Un projet qui semble rencontrer davantage l’intérêt du secteur : "pour ma part, j’ai pris les devants en demandant à mes sous-traitants de se tenir disponible au cas où il faudrait produire en grande quantité et on a déjà réservé une dizaine de containers et commandé par exemple une série de châssis de fenêtres mais il faudra quand même quelques semaines pour les recevoir et tant que le marché public n’est pas sorti on ne peut pas trop s’avancer", signale Grégory Hubert.

Ajoutons à cela la difficulté de trouver des terrains adaptés (avec eau, électricité, évacuation des eaux usées) et on comprend que si l’idée est en bonne voie elle ne permettra pas de reloger un grand nombre de personnes avant un certain temps. D’autant plus que la pénurie de certains matériaux de construction rallonge encore les délais de fabrication.

Trouver une place en résidence-service

Autre piste envisagée : mobiliser les places disponibles en résidences-services. Même la Flandre a proposé de lister les logements vacants dans ses institutions du sud du Limbourg ou du Brabant Flamand (les plus proches de la Province de Liège) et un millier d’entre elles ont été contactées à cet effet. La Région wallonne salue l’initiative mais plusieurs responsables du Sud du pays nous ont tout de même confié leur scepticisme quant au nombre de sinistrés qui seraient prêts à aller aussi loin pour se reloger.

D’autant plus qu’ici aucune aide financière n’est prévue à ce stade. Côté flamand, on se défend : "Je ne dis pas que c’est LA solution mais peut-être que ça peut être un des éléments pour une solution pendant cette période très dure pour les familles", répondait cette semaine le ministre flamand compétent, Wouter Beke.

La Région wallonne évalue cependant aussi de son côté le nombre de places disponibles dans ses propres résidences-services et des deux-côtés de la frontière linguistique on appelle les directions à accepter pour un temps les familles ou les jeunes couples sinistrés qui en feraient la demande, dans ces institutions habituellement dévolues aux personnes âgées.

Obtenir un logement social

Inondations ou pas inondations, on le sait, obtenir un logement social n’est pas chose aisée.
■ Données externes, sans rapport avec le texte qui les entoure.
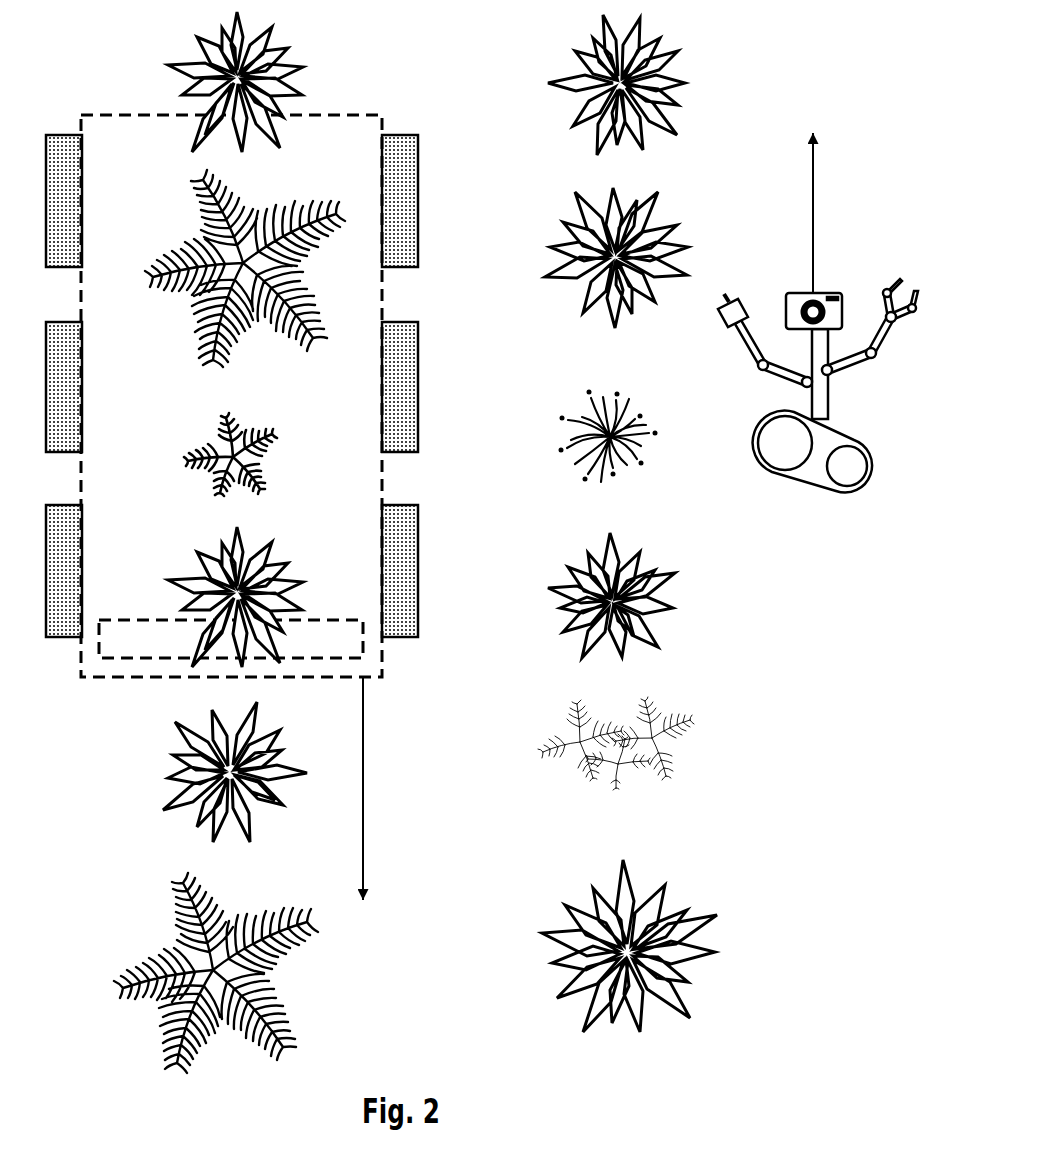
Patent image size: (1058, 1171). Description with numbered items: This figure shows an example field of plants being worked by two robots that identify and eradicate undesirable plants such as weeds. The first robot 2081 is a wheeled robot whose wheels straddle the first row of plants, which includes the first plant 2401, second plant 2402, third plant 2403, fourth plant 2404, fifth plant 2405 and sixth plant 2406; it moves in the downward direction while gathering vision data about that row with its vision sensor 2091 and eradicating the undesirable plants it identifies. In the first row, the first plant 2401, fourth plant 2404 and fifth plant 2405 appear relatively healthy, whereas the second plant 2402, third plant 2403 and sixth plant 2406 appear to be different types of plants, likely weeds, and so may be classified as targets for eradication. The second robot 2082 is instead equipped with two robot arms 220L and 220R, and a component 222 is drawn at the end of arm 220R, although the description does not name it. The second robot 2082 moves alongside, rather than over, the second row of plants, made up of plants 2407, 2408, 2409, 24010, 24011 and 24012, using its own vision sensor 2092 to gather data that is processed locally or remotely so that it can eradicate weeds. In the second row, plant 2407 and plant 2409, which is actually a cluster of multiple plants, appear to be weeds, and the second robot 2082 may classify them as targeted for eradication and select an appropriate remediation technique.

Les autorités wallonnes ont néanmoins pris plusieurs initiatives pour faciliter un peu les choses. Premièrement, les locataires des logements sinistrés deviennent prioritaires pour en obtenir un.

Et ce dans toutes les sociétés de logements publiques, de façon à répartir la charge du relogement. Des moyens ont ensuite été débloqués pour remettre en état au plus vite les logements sociaux endommagés ou ceux qui étaient inoccupés. De plus, le gouvernement wallon vient d’approuver une opération d’acquisition, par les sociétés de logements publiques, de minimum 150 logements neufs pour un montant estimé de 40 millions d’euros.

"On a essentiellement sondé le marché immobilier liégeois, verviétois et autour de Rochefort puisque ce sont les communes les plus impactées où il y a beaucoup de personnes à reloger", précise le ministre wallon du logement Christophe Collignon.

Réquisitionner du logement privé inoccupé ?

Certains, comme au PTB, verraient d’un bon œil la réquisition à grande échelle de logements privés pour les mettre à disposition de familles sinistrées mais la mesure n’est pas vraiment à l’ordre du jour. Pas au niveau régional en tous les cas : "Moi, comme ministre du logement, je n’ai pas de pouvoir de réquisition. Par contre, il existe dans la législation au niveau communal, et ça je l’ai envoyé tout de suite aux bourgmestres, ce qu’on appelle une " prise en gestion ". Et ça c’est tout à fait faisable. Maintenant, la réalité c’est que les immeubles inoccupés sont souvent en très mauvais état", réplique Christophe Collignon.

Au niveau communal justement, plusieurs bourgmestres ont déjà réquisitionné des chambres d’hôtels ou des places en internats mais à chaque fois, il s’agissait de lieux de transition, où les sinistrés ne pouvaient rester que sur une courte période.

La Région, elle, cherche maintenant à identifier tous les logements disponibles appartenant aux pouvoirs publics : casernes militaires ou logements pour gardiens de prisons, propriétés de la SOWAER (Société wallonne des aéroports) aux abords des aéroports de Charleroi et de Liège, etc. Les pistes sont encore nombreuses.